Notably, Lee is made up to resemble photos of Burroughs from the era. Guadagnino, though he adapts Queer along with elements of Junkie, also borrows ideas from the semi-related non-fiction collection The Yage Letters and its correspondence between the author and his fellow Beat Allen Ginsberg. This makes Queer as much about Burroughs’ thinly veiled characters as it is about the man himself. However, Guadagnino’s adaptation (which re-teams him with Challengers screenwriter Justin Kuritzkes) goes a step further in the way it peels back the layers of Burroughs’ fiction to reveal reality – or rather, the painful parts of himself the author poured into his work. The results feel inspired not only by the namesake novel, but Burroughs’ confessional introduction to it, in which he discusses accidentally killing his wife, Joan Vollmer. This event wasn’t depicted or re-created in any of the stories featuring Lee – Burroughs, in his written intro, claims he found it too painful to think about – but Guadagnino makes explicit visual reference to the event during a particularly heavy abstract sequence.

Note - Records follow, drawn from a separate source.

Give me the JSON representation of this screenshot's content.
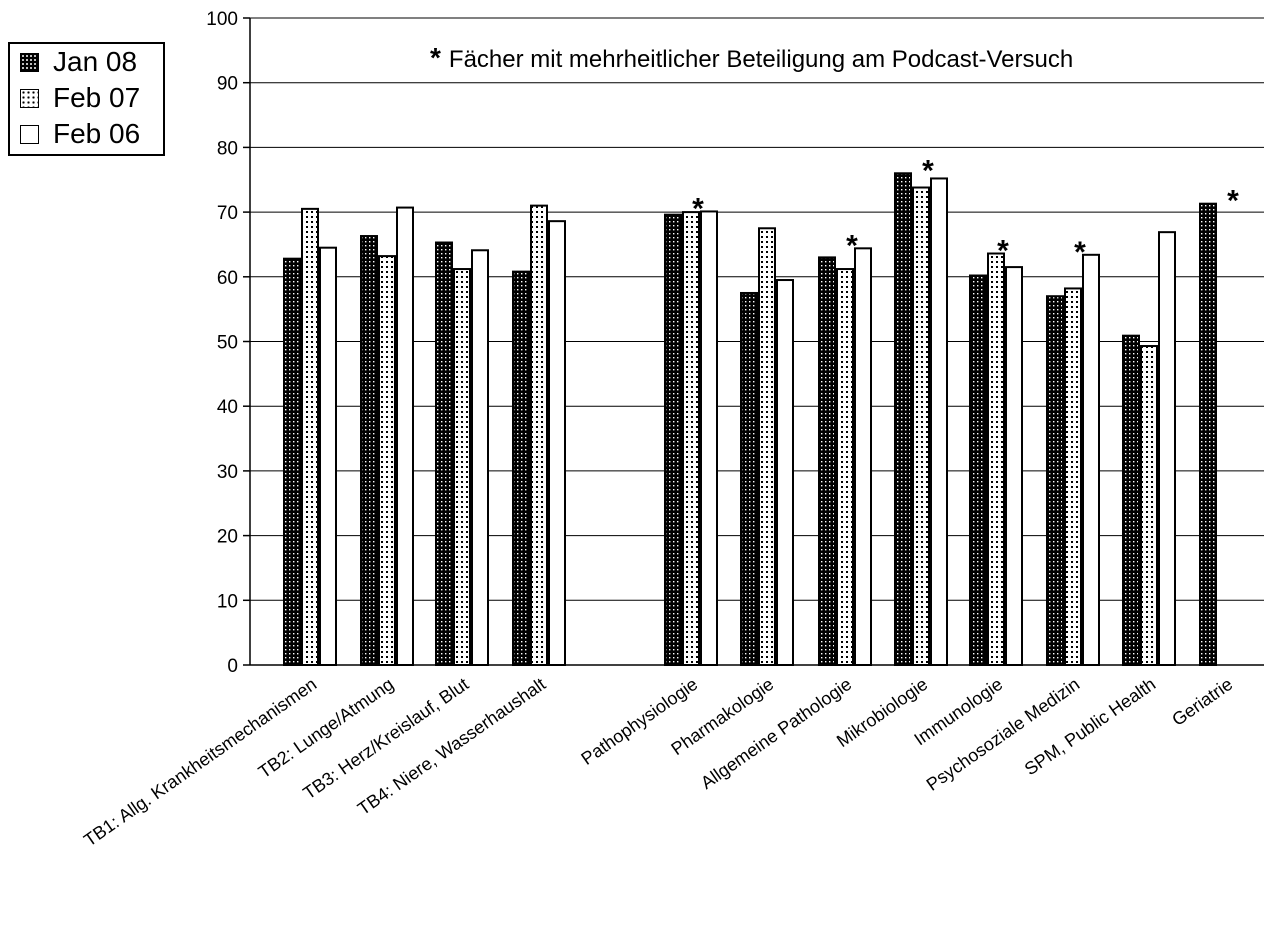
{
  "chart_data": {
    "type": "bar",
    "title": "",
    "xlabel": "",
    "ylabel": "",
    "ylim": [
      0,
      100
    ],
    "yticks": [
      0,
      10,
      20,
      30,
      40,
      50,
      60,
      70,
      80,
      90,
      100
    ],
    "grid": true,
    "legend_position": "top-left, outside plot",
    "categories": [
      "TB1: Allg. Krankheitsmechanismen",
      "TB2: Lunge/Atmung",
      "TB3: Herz/Kreislauf, Blut",
      "TB4: Niere, Wasserhaushalt",
      "Pathophysiologie",
      "Pharmakologie",
      "Allgemeine Pathologie",
      "Mikrobiologie",
      "Immunologie",
      "Psychosoziale Medizin",
      "SPM, Public Health",
      "Geriatrie"
    ],
    "series": [
      {
        "name": "Jan 08",
        "pattern": "dark-dotted",
        "values": [
          62.8,
          66.3,
          65.3,
          60.8,
          69.6,
          57.5,
          63.0,
          76.0,
          60.2,
          57.0,
          50.9,
          71.3
        ]
      },
      {
        "name": "Feb 07",
        "pattern": "light-dotted",
        "values": [
          70.5,
          63.2,
          61.2,
          71.0,
          70.0,
          67.5,
          61.2,
          73.8,
          63.6,
          58.2,
          49.3,
          null
        ]
      },
      {
        "name": "Feb 06",
        "pattern": "white",
        "values": [
          64.5,
          70.7,
          64.1,
          68.6,
          70.1,
          59.5,
          64.4,
          75.2,
          61.5,
          63.4,
          66.9,
          null
        ]
      }
    ],
    "starred_categories": [
      "Pathophysiologie",
      "Allgemeine Pathologie",
      "Mikrobiologie",
      "Immunologie",
      "Psychosoziale Medizin",
      "Geriatrie"
    ],
    "annotation": "Fächer mit mehrheitlicher Beteiligung am Podcast-Versuch",
    "annotation_marker": "*",
    "colors": {
      "bar_outline": "#000000",
      "grid": "#000000",
      "background": "#ffffff"
    }
  }
}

Queer, in turn, becomes as much an homage as it is an adaptation, bringing its story even closer to the author’s real life than it had already been. In the process, the film version becomes steeped in a kind of desperate, existential longing that neither drugs nor sex can seem to fulfill – but Guadagnino’s imagery goes a long way toward unearthing those feelings of insatiable yearning. At times, when Lee imagines reaching out and touching Allerton, Guadagnino superimposes hints of this action through apparent double exposure. It’s as if Lee is imagining the act of intimacy so powerfully, and so vividly, that he has re-shaped the very fabric of the screen.

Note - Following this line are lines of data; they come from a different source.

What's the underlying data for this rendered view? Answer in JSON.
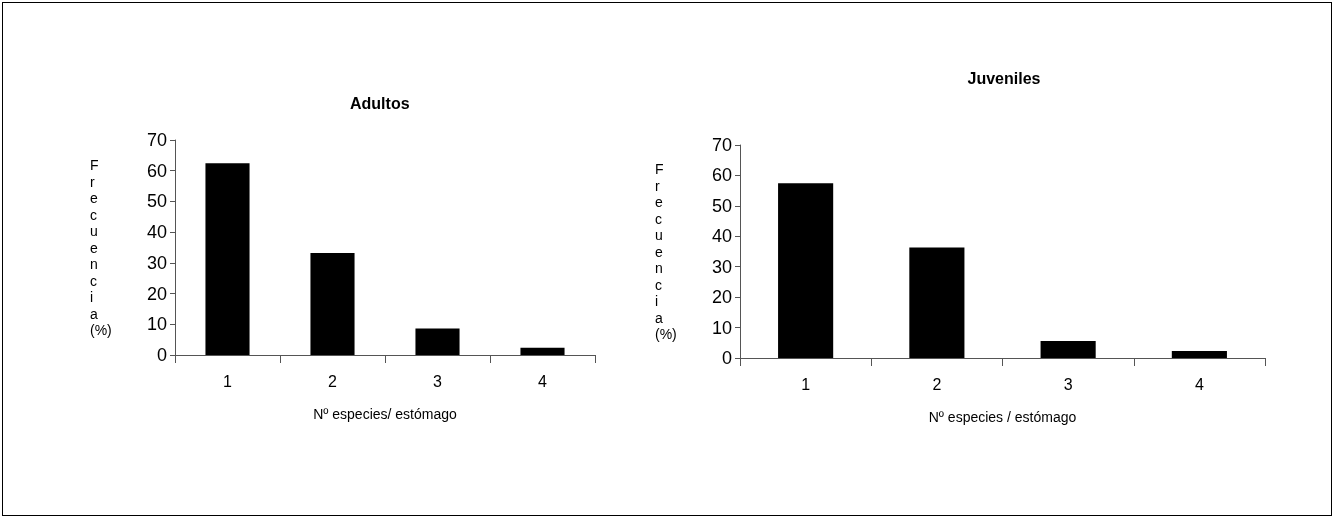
{
  "chart_data": [
    {
      "type": "bar",
      "title": "Adultos",
      "xlabel": "Nº especies/ estómago",
      "ylabel": "Frecuencia (%)",
      "categories": [
        "1",
        "2",
        "3",
        "4"
      ],
      "values": [
        62.4,
        33.2,
        8.6,
        2.4
      ],
      "color": "#000000",
      "ylim": [
        0,
        70
      ],
      "yticks": [
        0,
        10,
        20,
        30,
        40,
        50,
        60,
        70
      ],
      "grid": false
    },
    {
      "type": "bar",
      "title": "Juveniles",
      "xlabel": "Nº especies / estómago",
      "ylabel": "Frecuencia (%)",
      "categories": [
        "1",
        "2",
        "3",
        "4"
      ],
      "values": [
        57.4,
        36.3,
        5.6,
        2.3
      ],
      "color": "#000000",
      "ylim": [
        0,
        70
      ],
      "yticks": [
        0,
        10,
        20,
        30,
        40,
        50,
        60,
        70
      ],
      "grid": false
    }
  ]
}
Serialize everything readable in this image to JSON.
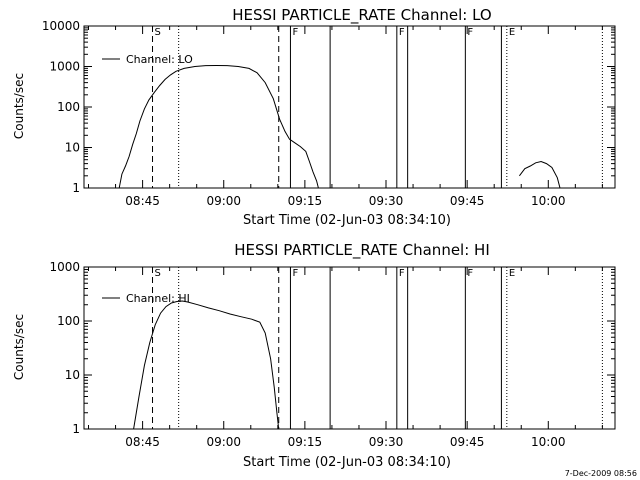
{
  "chart_data": [
    {
      "type": "line",
      "title": "HESSI PARTICLE_RATE Channel: LO",
      "xlabel": "Start Time (02-Jun-03 08:34:10)",
      "ylabel": "Counts/sec",
      "y_scale": "log",
      "ylim": [
        1,
        10000
      ],
      "xlim": [
        "08:34:10",
        "10:12:20"
      ],
      "x_ticks": [
        "08:45",
        "09:00",
        "09:15",
        "09:30",
        "09:45",
        "10:00"
      ],
      "y_ticks": [
        "1",
        "10",
        "100",
        "1000",
        "10000"
      ],
      "grid": false,
      "legend": {
        "position": "top-left",
        "entries": [
          "Channel: LO"
        ]
      },
      "series": [
        {
          "name": "Channel: LO",
          "segments": [
            {
              "x": [
                "08:40:40",
                "08:41:10",
                "08:41:50",
                "08:42:30",
                "08:43:10",
                "08:43:50",
                "08:44:30",
                "08:45:20",
                "08:46:10",
                "08:47:10",
                "08:48:10",
                "08:49:10",
                "08:50:10",
                "08:51:10",
                "08:52:40",
                "08:54:40",
                "08:56:40",
                "08:58:40",
                "09:00:40",
                "09:02:40",
                "09:04:40",
                "09:06:10",
                "09:07:40",
                "09:09:10",
                "09:10:20",
                "09:11:20",
                "09:12:10",
                "09:13:10",
                "09:14:10",
                "09:15:10",
                "09:15:50",
                "09:16:30",
                "09:17:10",
                "09:17:30"
              ],
              "y": [
                1,
                2.2,
                3.5,
                6,
                12,
                22,
                45,
                90,
                150,
                230,
                340,
                480,
                620,
                760,
                900,
                1000,
                1050,
                1060,
                1050,
                1000,
                900,
                700,
                400,
                160,
                50,
                25,
                16,
                13,
                10.5,
                8,
                4.5,
                2.5,
                1.5,
                1
              ]
            },
            {
              "x": [
                "09:54:40",
                "09:55:40",
                "09:56:40",
                "09:57:40",
                "09:58:40",
                "09:59:40",
                "10:00:40",
                "10:01:40",
                "10:02:10"
              ],
              "y": [
                2,
                3,
                3.5,
                4.2,
                4.5,
                4,
                3.2,
                1.8,
                1
              ]
            }
          ]
        }
      ],
      "markers": [
        {
          "type": "dashed",
          "label": "S",
          "x": "08:46:50"
        },
        {
          "type": "dotted",
          "label": "",
          "x": "08:51:40"
        },
        {
          "type": "dashed",
          "label": "",
          "x": "09:10:10"
        },
        {
          "type": "solid",
          "label": "F",
          "x": "09:12:20"
        },
        {
          "type": "solid",
          "label": "",
          "x": "09:19:40"
        },
        {
          "type": "solid",
          "label": "F",
          "x": "09:32:00"
        },
        {
          "type": "solid",
          "label": "",
          "x": "09:34:00"
        },
        {
          "type": "solid",
          "label": "F",
          "x": "09:44:40"
        },
        {
          "type": "solid",
          "label": "",
          "x": "09:51:20"
        },
        {
          "type": "dotted",
          "label": "E",
          "x": "09:52:20"
        },
        {
          "type": "dotted",
          "label": "",
          "x": "10:10:00"
        }
      ]
    },
    {
      "type": "line",
      "title": "HESSI PARTICLE_RATE Channel: HI",
      "xlabel": "Start Time (02-Jun-03 08:34:10)",
      "ylabel": "Counts/sec",
      "y_scale": "log",
      "ylim": [
        1,
        1000
      ],
      "xlim": [
        "08:34:10",
        "10:12:20"
      ],
      "x_ticks": [
        "08:45",
        "09:00",
        "09:15",
        "09:30",
        "09:45",
        "10:00"
      ],
      "y_ticks": [
        "1",
        "10",
        "100",
        "1000"
      ],
      "grid": false,
      "legend": {
        "position": "top-left",
        "entries": [
          "Channel: HI"
        ]
      },
      "series": [
        {
          "name": "Channel: HI",
          "segments": [
            {
              "x": [
                "08:43:20",
                "08:44:20",
                "08:45:20",
                "08:46:20",
                "08:47:20",
                "08:48:20",
                "08:49:20",
                "08:50:20",
                "08:51:20",
                "08:52:20",
                "08:53:20",
                "08:55:10",
                "08:57:10",
                "08:59:10",
                "09:01:10",
                "09:03:10",
                "09:05:10",
                "09:06:40",
                "09:07:40",
                "09:08:40",
                "09:09:20",
                "09:09:50",
                "09:10:10"
              ],
              "y": [
                1,
                4,
                15,
                40,
                85,
                140,
                185,
                215,
                230,
                235,
                225,
                200,
                175,
                155,
                135,
                120,
                108,
                95,
                60,
                20,
                6,
                2,
                1
              ]
            }
          ]
        }
      ],
      "markers": [
        {
          "type": "dashed",
          "label": "S",
          "x": "08:46:50"
        },
        {
          "type": "dotted",
          "label": "",
          "x": "08:51:40"
        },
        {
          "type": "dashed",
          "label": "",
          "x": "09:10:10"
        },
        {
          "type": "solid",
          "label": "F",
          "x": "09:12:20"
        },
        {
          "type": "solid",
          "label": "",
          "x": "09:19:40"
        },
        {
          "type": "solid",
          "label": "F",
          "x": "09:32:00"
        },
        {
          "type": "solid",
          "label": "",
          "x": "09:34:00"
        },
        {
          "type": "solid",
          "label": "F",
          "x": "09:44:40"
        },
        {
          "type": "solid",
          "label": "",
          "x": "09:51:20"
        },
        {
          "type": "dotted",
          "label": "E",
          "x": "09:52:20"
        },
        {
          "type": "dotted",
          "label": "",
          "x": "10:10:00"
        }
      ]
    }
  ],
  "footer": {
    "timestamp": "7-Dec-2009 08:56"
  }
}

Even the meandering portions of Queer all feel worthwhile.

A major departure is similarly purposeful. Where yage is but an idea in the books, it’s a tangible reality here, and yields hallucinogenic images that bind Lee and Allerton together in metaphysical ways – a scene that isn’t just about what it means to be with another person, but of another person too. This adds a touching layer to Sayombhu Mukdeeprom’s cinematography, which is already marvelous in too many ways to count: from subtleties like Guadagnino’s signature summer glow, to more overtly formalistic flourishes, like shooting Craig through a haze of falling lilac petals. In the end, even the meandering portions of Queer all feel worthwhile.